Then I decide to watch a first-run movie. I program the converter of my video-on-demand system and, bingo, I’m watching Tom Cruise.

Before going to bed, I test my blood pressure and, according to the results, self-administer a cocktail of vitamins as prescribed by my doctor.

As an individual and consumer, I’ve been empowered by innovation. But as a citizen? Well, sometime within the next five years — I know not when — I will be given an HB pencil and invited to mark an X on a piece of paper in a federal election polling booth. The advances made possible by technology elsewhere are almost completely absent in politics. Computer models that simulate public policy alternatives, electronic town hall meetings linking citizens with their leaders, constituency initiatives where voters develop solutions to their unique community problems, even voting machines connected to a central ballot counter — all are deemed too problematic to institute.

As we all know, innovation involves ideas and not merely technology. Whoever thought of putting wheels on my luggage, for instance, has improved my life as a traveller every bit as much as the person who developed the electronic ticket. But in politics, we do without the wheels. We’re still using a centuries-old Burkian model of representation where elected leaders serve as our “delegates,” free to follow their conscience, unfettered by constituent wishes for periods of four to five years.

This system might have made sense when voting was less than universal or when voters were generally illiterate. But at a time when citizens are well-educated and informed, and generally feel they have a better understanding of their needs than the politicians do, our political system
is overdue for a re-examination.

Proportional representation, recall and referendum are ideas that at least deserve to be debated, if not implemented, in today’s context. Similarly, mandatory voting, community service and opening up public spaces to facilitate citizen interaction could be considered as means of creating stronger bonds with the community.

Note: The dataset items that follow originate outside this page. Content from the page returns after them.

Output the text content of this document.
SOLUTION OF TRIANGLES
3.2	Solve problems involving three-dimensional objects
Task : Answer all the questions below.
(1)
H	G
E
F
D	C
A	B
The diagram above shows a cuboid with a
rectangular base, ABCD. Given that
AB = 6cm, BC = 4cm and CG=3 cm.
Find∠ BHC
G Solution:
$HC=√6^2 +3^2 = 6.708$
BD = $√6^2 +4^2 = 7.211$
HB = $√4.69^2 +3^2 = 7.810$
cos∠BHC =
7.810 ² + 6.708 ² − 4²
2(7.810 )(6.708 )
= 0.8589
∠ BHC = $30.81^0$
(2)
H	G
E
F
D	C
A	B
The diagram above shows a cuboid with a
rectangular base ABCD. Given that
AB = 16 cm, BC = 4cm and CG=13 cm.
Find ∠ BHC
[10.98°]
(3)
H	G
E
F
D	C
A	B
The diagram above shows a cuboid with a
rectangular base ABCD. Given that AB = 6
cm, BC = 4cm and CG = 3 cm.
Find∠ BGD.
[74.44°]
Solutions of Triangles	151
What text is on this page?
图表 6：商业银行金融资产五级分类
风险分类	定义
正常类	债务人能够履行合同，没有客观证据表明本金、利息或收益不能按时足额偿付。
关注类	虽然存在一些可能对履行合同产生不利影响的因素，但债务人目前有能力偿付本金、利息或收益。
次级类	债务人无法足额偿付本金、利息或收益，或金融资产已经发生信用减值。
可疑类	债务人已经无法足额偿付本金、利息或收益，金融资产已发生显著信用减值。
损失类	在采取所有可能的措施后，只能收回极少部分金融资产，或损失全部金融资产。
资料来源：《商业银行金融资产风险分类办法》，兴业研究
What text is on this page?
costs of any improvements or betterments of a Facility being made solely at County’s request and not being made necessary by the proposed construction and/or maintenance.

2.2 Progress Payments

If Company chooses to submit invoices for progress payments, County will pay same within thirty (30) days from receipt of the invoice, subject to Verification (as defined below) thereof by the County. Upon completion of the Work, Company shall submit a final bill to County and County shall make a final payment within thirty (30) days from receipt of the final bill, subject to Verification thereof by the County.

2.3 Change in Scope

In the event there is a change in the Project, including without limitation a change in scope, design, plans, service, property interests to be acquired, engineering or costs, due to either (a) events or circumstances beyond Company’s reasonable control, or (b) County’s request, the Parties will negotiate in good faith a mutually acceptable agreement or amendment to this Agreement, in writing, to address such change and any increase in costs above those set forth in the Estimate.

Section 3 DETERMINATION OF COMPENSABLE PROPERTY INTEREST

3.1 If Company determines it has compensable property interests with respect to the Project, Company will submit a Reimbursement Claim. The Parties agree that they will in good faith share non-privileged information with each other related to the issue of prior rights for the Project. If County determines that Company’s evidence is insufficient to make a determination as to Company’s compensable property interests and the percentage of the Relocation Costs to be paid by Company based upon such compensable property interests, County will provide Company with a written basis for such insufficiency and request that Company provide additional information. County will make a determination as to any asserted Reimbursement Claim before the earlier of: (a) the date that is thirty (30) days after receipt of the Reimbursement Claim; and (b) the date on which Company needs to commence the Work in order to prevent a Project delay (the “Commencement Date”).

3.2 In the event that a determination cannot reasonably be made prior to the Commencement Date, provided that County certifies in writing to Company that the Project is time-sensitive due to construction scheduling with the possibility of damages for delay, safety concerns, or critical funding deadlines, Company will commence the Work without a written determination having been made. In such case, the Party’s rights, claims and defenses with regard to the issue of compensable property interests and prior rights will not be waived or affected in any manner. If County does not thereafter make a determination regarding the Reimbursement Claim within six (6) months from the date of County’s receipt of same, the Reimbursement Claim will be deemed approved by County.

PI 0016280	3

In the end, we should probably be most alarmed about the impact the old style of politics is having on our attitudes toward our government and leaders. The innovation vacuum has left us feeling cynical, disengaged and increasingly unlikely to turn out and vote. The time has come to introduce technology and new ideas to reform the political system, to make it more responsive to our modern electorate and to ensure that our values and beliefs are reflected in the utterances and actions of our politicians. That
is, if we want Canada to operate as a vibrant and healthy democracy.